Monday, February 21, 2005

Mainsz to shut down during POTUS' visit
Bush security not setting up warm welcome
By Tom Goeller
The Washington Times
From the World Section

BERLIN -- Hopes of opening a new chapter in trans-Atlantic relations are clashing with security needs ahead of President Bush's visit this week to Germany, where many citizens are angry about plans to shut down highways, businesses and schools.
American security forces seem to have taken over the cities of Mainz and nearby Wiesbaden in preparation for the president's visit on Wednesday, local press reports, with snipers on rooftops, jet fighters on high alert and Secret Service agents everywhere.
The security plans, the most intensive ever seen in Germany, call for the closure of four interstate highways and shipping channels in the Rhine River, which runs through Mainz, as well as delays in train schedules.
All schools in the area will be closed, but students will have no chance to watch the arrival of Mr.
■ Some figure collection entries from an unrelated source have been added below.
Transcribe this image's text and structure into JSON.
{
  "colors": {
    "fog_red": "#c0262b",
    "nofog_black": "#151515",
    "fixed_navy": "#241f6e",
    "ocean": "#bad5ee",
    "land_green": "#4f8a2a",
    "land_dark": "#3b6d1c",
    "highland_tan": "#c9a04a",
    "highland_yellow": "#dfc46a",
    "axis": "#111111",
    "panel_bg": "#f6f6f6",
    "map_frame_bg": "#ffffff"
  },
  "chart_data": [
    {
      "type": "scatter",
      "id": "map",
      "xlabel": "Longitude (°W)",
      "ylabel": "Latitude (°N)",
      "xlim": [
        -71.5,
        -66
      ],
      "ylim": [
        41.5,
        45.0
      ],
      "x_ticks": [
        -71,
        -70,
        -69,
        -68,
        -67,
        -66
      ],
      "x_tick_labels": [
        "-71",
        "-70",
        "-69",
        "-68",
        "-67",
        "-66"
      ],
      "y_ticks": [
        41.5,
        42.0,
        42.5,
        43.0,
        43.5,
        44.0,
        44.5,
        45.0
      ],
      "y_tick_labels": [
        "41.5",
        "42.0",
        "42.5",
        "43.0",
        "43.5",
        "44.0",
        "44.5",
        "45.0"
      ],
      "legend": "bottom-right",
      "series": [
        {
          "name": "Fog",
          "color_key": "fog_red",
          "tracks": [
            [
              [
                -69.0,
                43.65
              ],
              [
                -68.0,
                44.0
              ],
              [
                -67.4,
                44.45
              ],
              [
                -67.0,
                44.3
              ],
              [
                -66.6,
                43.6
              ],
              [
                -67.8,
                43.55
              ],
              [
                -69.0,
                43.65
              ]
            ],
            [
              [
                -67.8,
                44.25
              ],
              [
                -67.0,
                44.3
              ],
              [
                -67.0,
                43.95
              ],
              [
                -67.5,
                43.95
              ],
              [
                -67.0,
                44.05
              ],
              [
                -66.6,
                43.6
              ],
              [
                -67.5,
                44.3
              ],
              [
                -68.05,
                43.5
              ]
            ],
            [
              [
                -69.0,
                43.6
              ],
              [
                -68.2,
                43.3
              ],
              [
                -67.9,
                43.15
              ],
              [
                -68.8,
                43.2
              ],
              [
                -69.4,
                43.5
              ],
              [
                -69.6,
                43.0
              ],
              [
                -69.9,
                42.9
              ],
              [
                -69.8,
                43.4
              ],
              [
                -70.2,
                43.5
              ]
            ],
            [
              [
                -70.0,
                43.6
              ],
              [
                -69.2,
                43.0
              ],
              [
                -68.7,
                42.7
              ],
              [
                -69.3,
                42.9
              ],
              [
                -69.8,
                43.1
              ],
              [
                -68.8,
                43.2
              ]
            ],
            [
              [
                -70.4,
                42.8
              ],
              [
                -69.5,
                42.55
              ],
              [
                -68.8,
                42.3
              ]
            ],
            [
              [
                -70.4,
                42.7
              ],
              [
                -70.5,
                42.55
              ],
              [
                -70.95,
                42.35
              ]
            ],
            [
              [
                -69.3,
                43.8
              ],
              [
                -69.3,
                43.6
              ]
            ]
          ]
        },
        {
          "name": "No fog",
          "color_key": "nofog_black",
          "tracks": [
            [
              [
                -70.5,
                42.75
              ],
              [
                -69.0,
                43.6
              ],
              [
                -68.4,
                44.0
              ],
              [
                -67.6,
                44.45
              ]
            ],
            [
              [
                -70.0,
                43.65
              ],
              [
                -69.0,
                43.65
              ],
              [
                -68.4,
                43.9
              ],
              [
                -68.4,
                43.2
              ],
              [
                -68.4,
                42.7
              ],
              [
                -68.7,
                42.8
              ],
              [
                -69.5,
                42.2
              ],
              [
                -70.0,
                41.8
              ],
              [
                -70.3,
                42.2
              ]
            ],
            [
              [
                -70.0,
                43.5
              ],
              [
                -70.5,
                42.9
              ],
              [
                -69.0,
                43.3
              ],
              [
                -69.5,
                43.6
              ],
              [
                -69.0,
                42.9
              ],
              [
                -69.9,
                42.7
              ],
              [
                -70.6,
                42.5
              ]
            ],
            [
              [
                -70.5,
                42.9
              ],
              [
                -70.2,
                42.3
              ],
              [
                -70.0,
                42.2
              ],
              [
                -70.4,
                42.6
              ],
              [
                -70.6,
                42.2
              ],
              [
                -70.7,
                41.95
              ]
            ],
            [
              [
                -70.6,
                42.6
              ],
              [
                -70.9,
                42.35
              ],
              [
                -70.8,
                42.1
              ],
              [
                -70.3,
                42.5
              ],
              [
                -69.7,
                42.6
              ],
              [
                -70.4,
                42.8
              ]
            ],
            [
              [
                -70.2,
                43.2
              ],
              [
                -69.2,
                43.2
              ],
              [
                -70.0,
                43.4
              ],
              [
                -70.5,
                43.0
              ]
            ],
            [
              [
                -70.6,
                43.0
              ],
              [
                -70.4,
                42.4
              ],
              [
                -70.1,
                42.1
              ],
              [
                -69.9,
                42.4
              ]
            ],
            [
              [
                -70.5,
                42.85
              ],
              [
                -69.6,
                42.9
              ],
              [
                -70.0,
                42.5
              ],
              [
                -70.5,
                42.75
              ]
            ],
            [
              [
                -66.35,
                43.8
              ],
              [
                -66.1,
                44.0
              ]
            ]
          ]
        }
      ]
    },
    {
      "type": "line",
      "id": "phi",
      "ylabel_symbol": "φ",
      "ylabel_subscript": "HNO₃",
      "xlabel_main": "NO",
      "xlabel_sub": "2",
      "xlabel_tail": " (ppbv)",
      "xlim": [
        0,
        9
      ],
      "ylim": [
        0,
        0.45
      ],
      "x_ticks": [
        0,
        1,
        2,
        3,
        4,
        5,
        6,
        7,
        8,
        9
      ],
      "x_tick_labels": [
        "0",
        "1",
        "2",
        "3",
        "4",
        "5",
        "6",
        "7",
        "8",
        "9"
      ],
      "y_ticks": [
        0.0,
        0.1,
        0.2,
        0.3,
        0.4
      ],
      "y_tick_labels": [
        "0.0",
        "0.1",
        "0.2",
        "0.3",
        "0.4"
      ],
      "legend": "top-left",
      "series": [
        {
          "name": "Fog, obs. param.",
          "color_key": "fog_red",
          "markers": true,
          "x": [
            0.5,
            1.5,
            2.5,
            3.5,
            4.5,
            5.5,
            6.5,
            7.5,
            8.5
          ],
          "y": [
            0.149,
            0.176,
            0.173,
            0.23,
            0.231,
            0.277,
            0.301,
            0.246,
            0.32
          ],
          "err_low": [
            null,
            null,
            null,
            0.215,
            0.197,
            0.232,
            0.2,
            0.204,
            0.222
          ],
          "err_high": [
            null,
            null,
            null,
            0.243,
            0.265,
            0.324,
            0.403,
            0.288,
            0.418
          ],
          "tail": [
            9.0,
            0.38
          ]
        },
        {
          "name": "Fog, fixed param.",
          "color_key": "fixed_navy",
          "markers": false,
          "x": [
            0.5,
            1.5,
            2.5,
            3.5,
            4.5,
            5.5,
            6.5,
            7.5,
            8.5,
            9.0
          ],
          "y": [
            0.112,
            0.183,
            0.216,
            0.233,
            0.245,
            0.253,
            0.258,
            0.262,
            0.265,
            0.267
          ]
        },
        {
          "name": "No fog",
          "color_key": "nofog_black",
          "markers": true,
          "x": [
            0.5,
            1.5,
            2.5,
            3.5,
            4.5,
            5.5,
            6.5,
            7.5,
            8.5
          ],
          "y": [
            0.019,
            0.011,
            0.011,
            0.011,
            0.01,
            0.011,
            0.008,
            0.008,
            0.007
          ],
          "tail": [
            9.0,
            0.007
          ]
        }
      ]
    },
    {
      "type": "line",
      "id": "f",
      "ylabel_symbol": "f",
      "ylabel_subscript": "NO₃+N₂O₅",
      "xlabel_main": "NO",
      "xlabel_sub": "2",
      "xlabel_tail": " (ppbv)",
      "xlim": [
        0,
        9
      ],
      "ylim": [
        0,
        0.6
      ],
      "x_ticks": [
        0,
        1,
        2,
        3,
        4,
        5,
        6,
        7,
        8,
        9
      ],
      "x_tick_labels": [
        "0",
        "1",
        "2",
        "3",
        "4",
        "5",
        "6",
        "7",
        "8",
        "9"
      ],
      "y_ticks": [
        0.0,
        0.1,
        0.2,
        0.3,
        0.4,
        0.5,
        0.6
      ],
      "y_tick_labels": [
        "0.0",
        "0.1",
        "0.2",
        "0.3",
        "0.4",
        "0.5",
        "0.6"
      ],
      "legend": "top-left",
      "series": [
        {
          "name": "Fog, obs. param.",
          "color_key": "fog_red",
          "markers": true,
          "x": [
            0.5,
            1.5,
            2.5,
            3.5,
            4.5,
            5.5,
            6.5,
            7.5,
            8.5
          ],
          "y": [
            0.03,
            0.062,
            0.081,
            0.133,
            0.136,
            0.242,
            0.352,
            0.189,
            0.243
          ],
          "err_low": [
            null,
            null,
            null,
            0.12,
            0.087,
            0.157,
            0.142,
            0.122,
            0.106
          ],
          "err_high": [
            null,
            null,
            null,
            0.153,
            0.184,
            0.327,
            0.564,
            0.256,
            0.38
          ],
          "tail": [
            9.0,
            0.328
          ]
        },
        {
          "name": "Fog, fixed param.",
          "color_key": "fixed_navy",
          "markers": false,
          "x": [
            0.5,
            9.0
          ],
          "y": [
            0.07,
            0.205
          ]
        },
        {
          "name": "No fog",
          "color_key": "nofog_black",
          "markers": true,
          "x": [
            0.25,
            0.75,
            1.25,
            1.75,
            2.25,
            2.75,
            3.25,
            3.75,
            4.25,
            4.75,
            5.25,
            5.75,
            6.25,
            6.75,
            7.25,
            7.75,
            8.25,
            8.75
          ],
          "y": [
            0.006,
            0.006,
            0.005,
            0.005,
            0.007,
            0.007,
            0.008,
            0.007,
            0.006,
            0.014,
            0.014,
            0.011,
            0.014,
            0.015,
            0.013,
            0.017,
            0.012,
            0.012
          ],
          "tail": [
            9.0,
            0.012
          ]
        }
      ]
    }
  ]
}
Bush because all balconies along his way through the city are ordered to be empty and all windows must be closed and darkened.
About 1,200 residents who live near a conference center where Mr. Bush will visit with Chancellor Gerhard Schroeder will have to pass through tight security checks to get to their homes.
Businesses are expected to operate with skeleton staffs or, like the State Bank of Rhineland-Palatinate, close completely. The central hospital will be closed for patients, and its emergency room reserved in case it is needed for Mr. Bush.
"Shall I be sitting all day long in the dark, only because Mr. Bush is driving by?" complained resident Maria-Luise Fuchs in the local newspaper Wiesbadener Kurier.
The extreme measures have prompted a sort of triumphal boasting by anti-American protesters who turned out in force when Mr. Bush visited the German capital of Berlin in May 2002.
"He doesn't dare to visit Berlin again," says a posting on the Web site Bushinmainz.de, which is being used to organize protests during this week's visit.